There is no higher-priced ad than a Super Bowl commercial.
And there is no higher-stakes fight than the one that the nation’s mayors are waging against the National Rifle Association.
In the truest tradition of opposition research, the mayors’ “Demand A Plan” campaign has fielded a third-quarter ad in Super Bowl XLVII that places the words of NRA Executive Vice President Wayne LaPierre deep in his own end zone.
In a May 1999 congressional hearing, LaPierre listed the gun measures that his organization found “reasonable.”
“We think it ‘s reasonable to provide mandatory instant criminal background checks for every sale at every gun show. No loopholes anywhere for anyone,” LaPierre told Congress in 1999, and that testimony is replayed in the ad aired by Mayors Against Illegal Guns — though, now, the NRA is calling more pervasive background checks no solution to gun violence.
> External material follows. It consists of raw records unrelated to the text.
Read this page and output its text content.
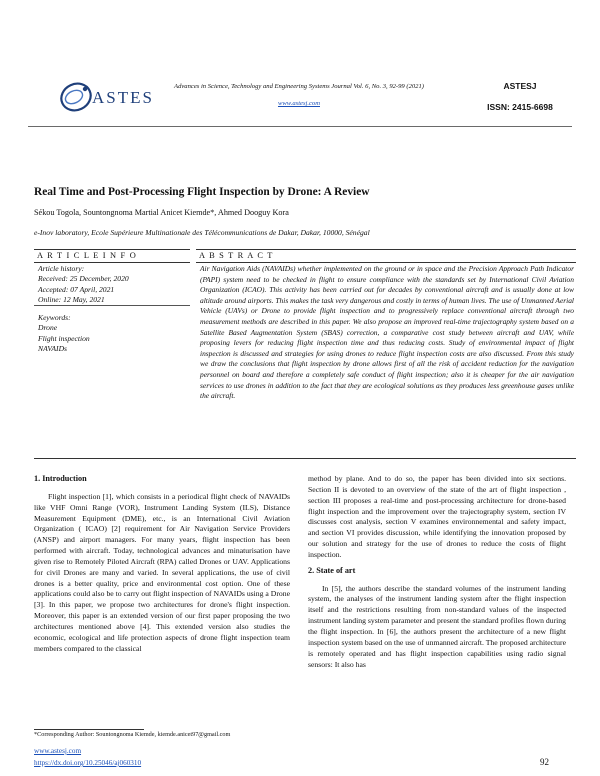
ASTES
Advances in Science, Technology and Engineering Systems Journal Vol. 6, No. 3, 92-99 (2021)
www.astesj.com
ASTESJ
ISSN: 2415-6698
Real Time and Post-Processing Flight Inspection by Drone: A Review
Sékou Togola, Sountongnoma Martial Anicet Kiemde*, Ahmed Dooguy Kora
e-Inov laboratory, Ecole Supérieure Multinationale des Télécommunications de Dakar, Dakar, 10000, Sénégal
A R T I C L E I N F O	A B S T R A C T
Article history:
Received: 25 December, 2020
Accepted: 07 April, 2021
Online: 12 May, 2021
Keywords:
Drone
Flight inspection
NAVAIDs
Air Navigation Aids (NAVAIDs) whether implemented on the ground or in space and the Precision Approach Path Indicator (PAPI) system need to be checked in flight to ensure compliance with the standards set by International Civil Aviation Organization (ICAO). This activity has been carried out for decades by conventional aircraft and is usually done at low altitude around airports. This makes the task very dangerous and costly in terms of human lives. The use of Unmanned Aerial Vehicle (UAVs) or Drone to provide flight inspection and to progressively replace conventional aircraft through two measurement methods are described in this paper. We also propose an improved real-time trajectography system based on a Satellite Based Augmentation System (SBAS) correction, a comparative cost study between aircraft and UAV, while proposing levers for reducing flight inspection time and thus reducing costs. Study of environmental impact of flight inspection is discussed and strategies for using drones to reduce flight inspection costs are also discussed. From this study we draw the conclusions that flight inspection by drone allows first of all the risk of accident reduction for the navigation personnel on board and therefore a completely safe conduct of flight inspection; also it is cheaper for the air navigation services to use drones in addition to the fact that they are ecological solutions as they produces less greenhouse gases unlike the aircraft.
1. Introduction

Flight inspection [1], which consists in a periodical flight check of NAVAIDs like VHF Omni Range (VOR), Instrument Landing System (ILS), Distance Measurement Equipment (DME), etc., is an International Civil Aviation Organization ( ICAO) [2] requirement for Air Navigation Service Providers (ANSP) and airport managers. For many years, flight inspection has been performed with aircraft. Today, technological advances and minaturisation have given rise to Remotely Piloted Aircraft (RPA) called Drones or UAV. Applications for civil Drones are many and varied. In several applications, the use of civil drones is a better quality, price and environmental cost option. One of these applications could also be to carry out flight inspection of NAVAIDs using a Drone [3]. In this paper, we propose two architectures for drone's flight inspection. Moreover, this paper is an extended version of our first paper proposing the two architectures mentioned above [4]. This extended version also studies the economic, ecological and life protection aspects of drone flight inspection team members compared to the classical

method by plane. And to do so, the paper has been divided into six sections. Section II is devoted to an overview of the state of the art of flight inspection , section III proposes a real-time and post-processing architecture for drone-based flight inspection and the improvement over the trajectography system, section IV discusses cost analysis, section V examines environnemental and safety impact, and section VI provides discussion, while identifying the innovation proposed by our solution and strategy for the use of drones to reduce the costs of flight inspection.

2. State of art

In [5], the authors describe the standard volumes of the instrument landing system, the analyses of the instrument landing system after the flight inspection itself and the restrictions resulting from non-standard values of the inspected instrument landing system parameter and present the standard profiles flown during the flight inspection. In [6], the authors present the architecture of a new flight inspection system based on the use of unmanned aircraft. The proposed architecture is remotely operated and has flight inspection capabilities using radio signal sensors: It also has

*Corresponding Author: Sountongnoma Kiemde, kiemde.anicet97@gmail.com
www.astesj.com
https://dx.doi.org/10.25046/aj060310	92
Background checks for all gun-buyers, including those at gun shows as well as those at retail stores, is the one measure that draws almost universal support in opinion polling. The mayors’ ad would appear to be a high-priced calculation that, for whatever happens with assault weapons or mega-ammunition clips in the Capitol Hill gun-control debate, there is one measure that the NRA, representing gun owners and manufacturers, cannot stop.
The ad is built around children, in the aftermath of the Newtown, Connecticut, shooting that claimed the lives of 20 first-graders. “America can do this for us,” says one child in the ad, picturing children at play. “Please.”